Sawit Watch Laporkan Dugaan Mafia Tanah di Kalsel ke Kementerian ATR/BPN - Telusur

Sawit Watch Laporkan Dugaan Mafia Tanah di Kalsel ke Kementerian ATR/BPN

Sawit Watch Laporkan Dugaan Mafia Tanah di Kalsel ke Kementerian ATR/BPN, Rabu (3/8/22). (Ist).

telusur.co.id - Sawit Watch melaporkan dugaan sindikasi mafia tanah melalui penerbitan Hak Guna Usaha (HGU) kepada PT Multi Sarana Agro Mandiri (PT MSAM) di dalam kawasan hutan di Kotabaru, Kalimantan Selatan kepada Kementerian Agraria dan Tata Ruang/Badan Pertanahan Nasional (Kementerian ATR/BPN).

Didampingi Indrayana Centre for Government, Constitution, and Society (INTEGRITY) Law Firm, Sawit Watch menyoal dugaan kongkalikong penerbitan HGU kepada salah satu perusahaan milik Andi Syamsuddin Arsyad alias Haji Isam karena diperoleh tanpa mendapat Persetujuan Pelepasan Kawasan Hutan dari Kementerian Lingkungan Hidup dan Kehutanan (Kementerian LHK). 

“Kehadiran Sawit Watch dan INTEGRITY hari ini sejatinya bermaksud membantu Presiden dan Kementerian ATR/BPN dalam menggalakkan pemberantasan mafia tanah yang kerap menyulut konflik agraria.

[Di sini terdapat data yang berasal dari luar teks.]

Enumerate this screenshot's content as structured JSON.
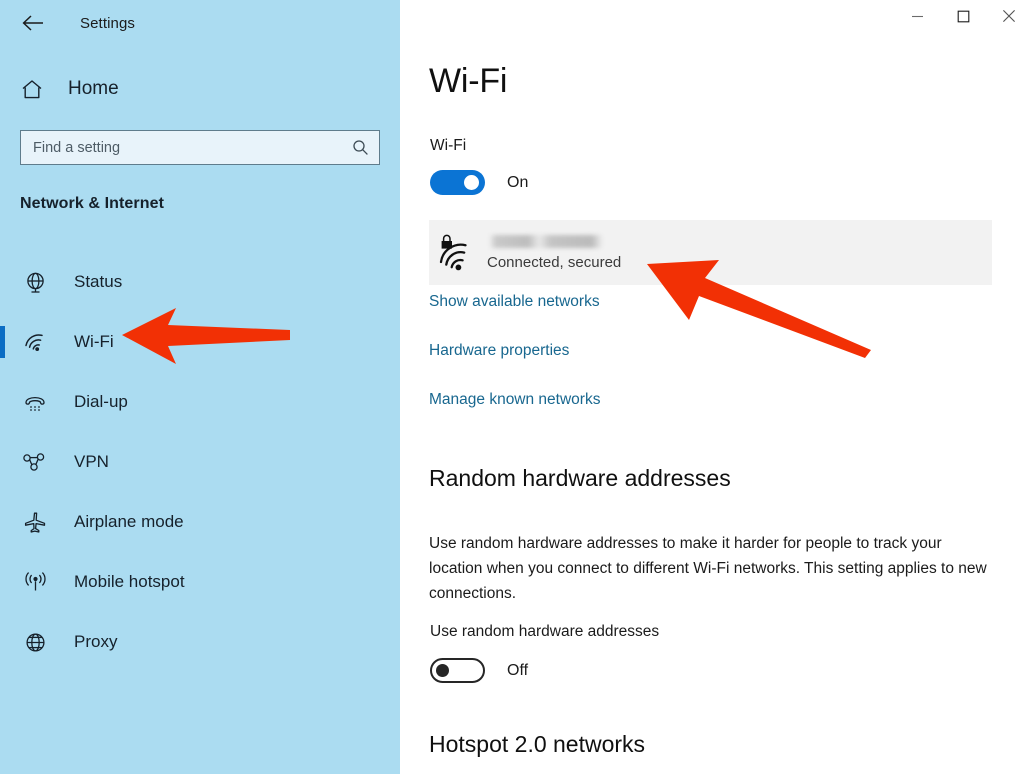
{
  "window": {
    "app_title": "Settings",
    "back_icon": "back-arrow-icon",
    "controls": {
      "minimize": "minimize-icon",
      "maximize": "maximize-icon",
      "close": "close-icon"
    }
  },
  "sidebar": {
    "home_label": "Home",
    "home_icon": "home-icon",
    "search": {
      "placeholder": "Find a setting",
      "value": "",
      "icon": "search-icon"
    },
    "category": "Network & Internet",
    "items": [
      {
        "label": "Status",
        "icon": "globe-icon",
        "selected": false
      },
      {
        "label": "Wi-Fi",
        "icon": "wifi-icon",
        "selected": true
      },
      {
        "label": "Dial-up",
        "icon": "dialup-phone-icon",
        "selected": false
      },
      {
        "label": "VPN",
        "icon": "vpn-icon",
        "selected": false
      },
      {
        "label": "Airplane mode",
        "icon": "airplane-icon",
        "selected": false
      },
      {
        "label": "Mobile hotspot",
        "icon": "hotspot-icon",
        "selected": false
      },
      {
        "label": "Proxy",
        "icon": "globe-icon",
        "selected": false
      }
    ]
  },
  "main": {
    "page_title": "Wi-Fi",
    "wifi_toggle": {
      "label": "Wi-Fi",
      "state": "On",
      "checked": true
    },
    "network": {
      "name": "",
      "name_redacted": true,
      "status": "Connected, secured",
      "lock_icon": "lock-icon",
      "signal_icon": "wifi-signal-icon"
    },
    "links": [
      {
        "label": "Show available networks"
      },
      {
        "label": "Hardware properties"
      },
      {
        "label": "Manage known networks"
      }
    ],
    "random_mac": {
      "heading": "Random hardware addresses",
      "description": "Use random hardware addresses to make it harder for people to track your location when you connect to different Wi-Fi networks. This setting applies to new connections.",
      "toggle_label": "Use random hardware addresses",
      "state": "Off",
      "checked": false
    },
    "hotspot_heading": "Hotspot 2.0 networks"
  },
  "annotations": {
    "arrow_color": "#f23005",
    "arrows": [
      {
        "name": "arrow-pointing-wifi-sidebar-item",
        "direction": "left"
      },
      {
        "name": "arrow-pointing-connected-network",
        "direction": "up-left"
      }
    ]
  },
  "colors": {
    "sidebar_bg": "#abdcf1",
    "accent": "#0b6dc4",
    "toggle_on": "#0b74d4",
    "link": "#18678f",
    "card_bg": "#f2f2f2"
  }
}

Kami juga hendak memastikan bahwa keberpihakan Pemerintah melawan perbuatan dzalim para mafia betul-betul diwujudkan, khususnya bagi masyarakat terdampak di Kotabaru Kalimantan Selatan,” kata Direktur Eksekutif Sawit Watch, Achmad Surambo di Kementerian ATR/BPN, Jakarta, Rabu (3/8/22).

Berita resmi dari Istana Kepresidenan Bogor pada 23 September 2021 dan hasil rapat terbatas pada 23 Mei 2022, Presiden Joko Widodo (Jokowi) telah mengimbau seluruh jajaran kementerian/lembaga untuk bersatu padu dan berkomitmen penuh dalam memberantas para mafia tanah. Lebih jauh, Presiden Jokowi menginstruksikan aparat kepolisian agar tidak mem-backing siapa pun yang disinyalir akan menghambat pemberantasan mafia tanah.

Menurut Surambo, perolehan HGU PT MSAM di Pulau Laut Tengah, Kabupaten Kotabaru sangatlah problematik karena menyebabkan hutan negara sekitar 8.610 hektar hilang.

"Kemudian, secara ilegal menjadi aset PT MSAM berupa lahan perkebunan beralaskan HGU, tanpa keputusan pelepasan kawasan hutan dari Menteri LHK. Penerbitan HGU itu terjadi pada 4 September 2018," ujarnya.

Dia menegaskan, berdasarkan Pasal 21 huruf a Peraturan Pemerintah Nomor 104 Tahun 2015 menyebutkan bahwa keputusan pelepasan kawasan hutan harus diterbitkan setelah Menteri LHK menerima permohonan dan meneliti pemenuhan persyaratan administrasi dan teknis.

"Barulah status hamparan daratan itu bukan lagi merupakan kawasan hutan. Jadi, jika ribuan hektar hutan tiba-tiba beralih jadi HGU tanpa keputusan dimaksud, dapat disinyalir ada kaki-tangan mafia tanah yang bermain dibaliknya,” tegas Surambo.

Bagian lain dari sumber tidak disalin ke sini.